Selasa, 03 November 2015

Sang Pangeran Kodok

Sangat berat aku untuk melangkah, melangkah menuju ruang kelas dimana aku harus belajar. Aku masuk sekolah Aliyah di Bandung. Aku tak pernah ingin masuk ke sekolah ini, tapi orangtuaku memaksaku untuk masuk ke sekolah ini. Hari pertama aku harus menjalankan tes tulis sendirian, karena yang lain sudah masuk dan matrikulasi. Ya, aku bias mengikuti tes itu karena ibuku seorang guru di sekolah tersebut.

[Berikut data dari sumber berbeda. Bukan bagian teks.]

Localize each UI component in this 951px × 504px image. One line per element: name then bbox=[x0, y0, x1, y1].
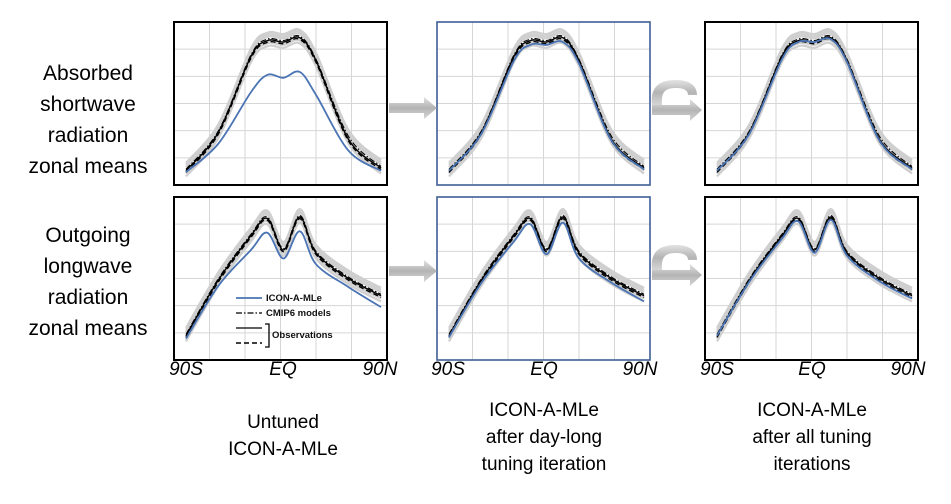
icon-a-mle-line bbox=[716, 219, 913, 337]
cmip6-spread-line bbox=[716, 28, 913, 164]
legend-icon-label: ICON-A-MLe bbox=[266, 293, 322, 304]
x-ticks-col2: 90S EQ 90N bbox=[700, 359, 926, 380]
cmip6-spread-line bbox=[448, 208, 645, 329]
arrow-right-icon bbox=[389, 260, 437, 282]
chart-panel-r1-c1 bbox=[436, 196, 651, 361]
x-ticks-col1: 90S EQ 90N bbox=[431, 359, 658, 380]
row-label-line: radiation bbox=[48, 286, 129, 309]
x-tick-label: 90N bbox=[891, 359, 926, 380]
panel-frame bbox=[436, 196, 651, 361]
cmip6-spread-line bbox=[448, 210, 645, 331]
row-label-line: radiation bbox=[48, 124, 129, 147]
cmip6-spread-line bbox=[448, 41, 645, 178]
cmip6-spread-line bbox=[185, 208, 382, 329]
arrow-right-icon bbox=[389, 97, 437, 119]
icon-a-mle-line bbox=[185, 70, 382, 173]
row-label-line: zonal means bbox=[28, 155, 147, 178]
row-label-line: Absorbed bbox=[43, 62, 133, 85]
legend-cmip6-label: CMIP6 models bbox=[266, 308, 331, 319]
cmip6-spread-line bbox=[448, 28, 645, 164]
chart-panel-r1-c0 bbox=[173, 196, 388, 361]
x-tick-label: EQ bbox=[269, 359, 297, 380]
x-tick-label: EQ bbox=[530, 359, 558, 380]
observations-solid-line bbox=[716, 216, 913, 337]
panel-frame bbox=[436, 21, 651, 186]
column-label-line: iterations bbox=[773, 454, 850, 475]
chart-panel-r1-c2 bbox=[704, 196, 919, 361]
x-tick-label: 90S bbox=[169, 359, 203, 380]
column-label-line: ICON-A-MLe bbox=[757, 400, 867, 421]
chart-panel-r0-c0 bbox=[173, 21, 388, 186]
icon-a-mle-line bbox=[448, 221, 645, 338]
panel-frame bbox=[704, 21, 919, 186]
observations-dashed-line bbox=[448, 218, 645, 338]
row-label-line: longwave bbox=[44, 255, 133, 278]
cmip6-spread-line bbox=[448, 221, 645, 342]
x-tick-label: EQ bbox=[798, 359, 826, 380]
cmip6-spread-line bbox=[185, 210, 382, 331]
cmip6-line bbox=[448, 215, 645, 335]
cmip6-spread-line bbox=[185, 41, 382, 178]
cmip6-line bbox=[716, 215, 913, 335]
icon-a-mle-line bbox=[448, 40, 645, 172]
x-tick-label: 90S bbox=[431, 359, 465, 380]
cmip6-spread-line bbox=[185, 212, 382, 333]
chart-panel-r0-c2 bbox=[704, 21, 919, 186]
x-tick-label: 90N bbox=[623, 359, 658, 380]
row-label-line: zonal means bbox=[28, 317, 147, 340]
x-ticks-col0: 90S EQ 90N bbox=[169, 359, 398, 380]
observations-solid-line bbox=[185, 216, 382, 337]
panel-frame bbox=[704, 196, 919, 361]
x-tick-label: 90S bbox=[700, 359, 734, 380]
cmip6-spread-line bbox=[185, 28, 382, 164]
cmip6-spread-line bbox=[716, 212, 913, 333]
icon-a-mle-line bbox=[716, 37, 913, 172]
column-label-all-iterations: ICON-A-MLe after all tuning iterations bbox=[752, 400, 871, 475]
panel-frame bbox=[173, 196, 388, 361]
legend-obs-label: Observations bbox=[272, 330, 333, 341]
legend-bracket bbox=[265, 323, 270, 348]
chart-panel-r0-c1 bbox=[436, 21, 651, 186]
panels bbox=[173, 21, 919, 361]
cmip6-line bbox=[185, 35, 382, 170]
cycle-arrow-icon bbox=[651, 245, 702, 286]
observations-dashed-line bbox=[185, 218, 382, 338]
column-label-line: after day-long bbox=[486, 427, 602, 448]
row-label-longwave: Outgoing longwave radiation zonal means bbox=[28, 224, 147, 340]
panel-frame bbox=[173, 21, 388, 186]
column-label-untuned: Untuned ICON-A-MLe bbox=[228, 412, 338, 460]
column-label-line: Untuned bbox=[247, 412, 319, 433]
x-tick-label: 90N bbox=[363, 359, 398, 380]
cmip6-line bbox=[716, 35, 913, 170]
column-label-line: ICON-A-MLe bbox=[489, 400, 599, 421]
column-label-line: ICON-A-MLe bbox=[228, 439, 338, 460]
cmip6-spread-line bbox=[716, 41, 913, 178]
row-label-line: shortwave bbox=[40, 93, 136, 116]
observations-dashed-line bbox=[185, 37, 382, 173]
row-label-shortwave: Absorbed shortwave radiation zonal means bbox=[28, 62, 147, 178]
cmip6-spread-line bbox=[185, 221, 382, 342]
legend: ICON-A-MLe CMIP6 models Observations bbox=[236, 293, 333, 348]
cmip6-line bbox=[448, 35, 645, 170]
cmip6-spread-line bbox=[716, 210, 913, 331]
observations-solid-line bbox=[448, 216, 645, 337]
cycle-arrow-icon bbox=[651, 80, 702, 121]
row-label-line: Outgoing bbox=[45, 224, 130, 247]
column-label-day-long: ICON-A-MLe after day-long tuning iterati… bbox=[482, 400, 607, 475]
cmip6-spread-line bbox=[716, 208, 913, 329]
column-label-line: tuning iteration bbox=[482, 454, 607, 475]
cmip6-spread-line bbox=[448, 212, 645, 333]
cmip6-spread-line bbox=[716, 221, 913, 342]
column-label-line: after all tuning bbox=[752, 427, 871, 448]
cmip6-line bbox=[185, 215, 382, 335]
icon-a-mle-line bbox=[185, 230, 382, 340]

Esoknya aku masuk untuk mengikuti matrikulasi. Aku melihat seorang pria. Dia sangat cukup membuatku tertegun. Tapi aku tahu perasaan ini salah. Karena pada saat itu aku masih mempunyai kekasih. Aku harus menjaga perasaanya. Tapi mataku tak bias berbohong. Mataku tak bisa lepas darinya. Setiap hari ku selalu menatapnya, dan mulai mencari tahu tentang dirinya. Tidak lama kemudian aku pun putus dengan kekasihku. Entah mengapa aku mengambil keputusan itu. Mungkin aku sudah merasa tidak nyaman dengannya. Tapi ini bukan karena pria itu.

Hari demi hari aku lalui dengan bersekolah seperti yang lainnya. Perlahan aku mempunyai banyak teman. Dan aku mulai merasa nyaman bersekolah di sekolah ini. Lagi-lagi aku menatapnya. Menatapnya begitu lama. Entah ini hanya sekedar kagum atau apa aku pun tak mengerti. Aku selalu mengajaknya bercanda tapi dia selalu bersikap dingin denganku. Aku tak mengerti mengapa dia bersifat seperti itu.

Saat itu aku sedang berdiri di balkon sekolah. Aku menatap pria itu dari atas, dia sangat lihai menendang dan mengoper bola itu. Dengan keringat yang turun dari dahinya itu semakin membuatnya terlihat keren. Bahkan siswi di sekolah ini mungkin hampir semuanya kagum padanya.

"Venus!! bengong aje lo, lagi liatin siapa sih?" Fiona, dia adalah teman dekatku di kelas sekaligus teman sebangku ku.

"E..eh, apa Fi? engga ko gua ga lagi ngeliatin siapa-siapa."

"halah ga usah bohong gitu deh, jangan-jangan lo ngeliatin.."

"hah ngeliatin siapa maksud lo?"

"negliatin..."

"ngeliatin siapa??"

"Ngeliatin Agus!! hahahahahaha." Tawa pun tak tertahankah. Aku langsung menatap temanku ini.

"Apa sih, ga lah masa gua ngeliatin si Agus."

"Barangkali aja gituuu.."

"Engga Fiona engga!! udah ah gua mau masuk, mau makan laper nih, lo mau ga? gua bawa makanan nih di bawain sama mommy."

"wiih boleh boleh.."

Untung Fiona tidak mengetahuinya. Karena aku hanya ingin Tuhan dan hatiku yang tahu tentang perasaan ini.


Sinar sang fajar telah berubah warna menjadi oranye. Senja telah tiba, matahari mulai terbenam. Bayang pria itu masih ada di benak ku. Senyuman khas nya itu, yang selalu membuat aku terpana.